Sisi lain, selain berbiaya murah dan praktis, robot lebih bisa dipercaya untuk membuat berita sesuai dengan data yang disuguhkan. Sementara wartawan masih diragukan. Desember 2018, majalah terkemuka Jerman, Der Speigel memecat seorang jurnalis peraih German Reporter Award 2018, bernama Claas Relotius. Di balik karir gemilangnya, ternyata wartawan ini sering menulis berita karangannya sendiri, dengan memasukkan kutipan wawancara serta data yang tidak sebenarnya.

Ketika komputer dan robot sudah sangat pintar, maka manusia harusnya mampu melampaui itu. Terutama dalam memilah dan mengenali kebenaran.

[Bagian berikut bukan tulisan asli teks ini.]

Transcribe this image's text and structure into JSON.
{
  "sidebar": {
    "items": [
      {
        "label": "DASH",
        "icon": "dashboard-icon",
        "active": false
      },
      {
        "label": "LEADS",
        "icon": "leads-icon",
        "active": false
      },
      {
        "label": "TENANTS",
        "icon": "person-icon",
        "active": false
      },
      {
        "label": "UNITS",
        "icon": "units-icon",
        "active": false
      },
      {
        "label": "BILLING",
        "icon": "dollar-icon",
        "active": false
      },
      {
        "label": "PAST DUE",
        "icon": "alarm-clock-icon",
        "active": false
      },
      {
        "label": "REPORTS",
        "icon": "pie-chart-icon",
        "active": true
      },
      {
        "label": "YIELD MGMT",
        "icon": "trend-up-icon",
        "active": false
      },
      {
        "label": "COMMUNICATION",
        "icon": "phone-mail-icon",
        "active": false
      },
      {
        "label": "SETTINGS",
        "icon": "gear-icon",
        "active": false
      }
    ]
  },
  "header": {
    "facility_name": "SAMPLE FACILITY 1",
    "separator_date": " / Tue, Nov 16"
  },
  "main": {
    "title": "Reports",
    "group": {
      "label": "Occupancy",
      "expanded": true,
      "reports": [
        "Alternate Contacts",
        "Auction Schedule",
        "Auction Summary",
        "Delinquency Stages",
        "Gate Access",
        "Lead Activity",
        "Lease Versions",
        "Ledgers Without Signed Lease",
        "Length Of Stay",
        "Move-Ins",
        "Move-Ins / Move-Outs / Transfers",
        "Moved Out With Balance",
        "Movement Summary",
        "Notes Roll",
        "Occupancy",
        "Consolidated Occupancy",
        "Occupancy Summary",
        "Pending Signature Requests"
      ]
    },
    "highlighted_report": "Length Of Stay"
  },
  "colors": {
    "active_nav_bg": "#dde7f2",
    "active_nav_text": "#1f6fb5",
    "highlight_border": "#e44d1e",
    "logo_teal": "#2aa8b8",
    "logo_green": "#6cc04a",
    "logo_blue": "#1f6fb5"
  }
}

Langkah awal dimulai dengan semakin meluaskan gelembung informasi di luar bilik gema kita selama ini. Kembali kepada ajaran agama, kebenaran diperoleh melalui pendekatan bayani, burhani, dan irfani.

Kita ingat kisah berita bohong yang disebarluaskan kaum munafik tentang istri Nabi, Aisyah. Ketika itu, Nabi dan para sahabat dalam perjalanan kembali dari sebuah peperangan. Karena suatu keperluan, Aisyah keluar dari sekedupnya. Ketika kembali, sekedup dan pasukan sudah tiada. Datanglah Shafwan yang bertugas sebagai pasukan barisan belakang. Aisyah pun dituntun di atas unta. Memasuki kota Madinah, Abdullah bin Ubay menghembuskan desas-desus bahwa Aisyah telah berzina dengan Shafwan. Berita ini menjadi liar, sampai sebulan kemudian diklarifikasi dengan turunnya Qs. An-Nur ayat 11-18.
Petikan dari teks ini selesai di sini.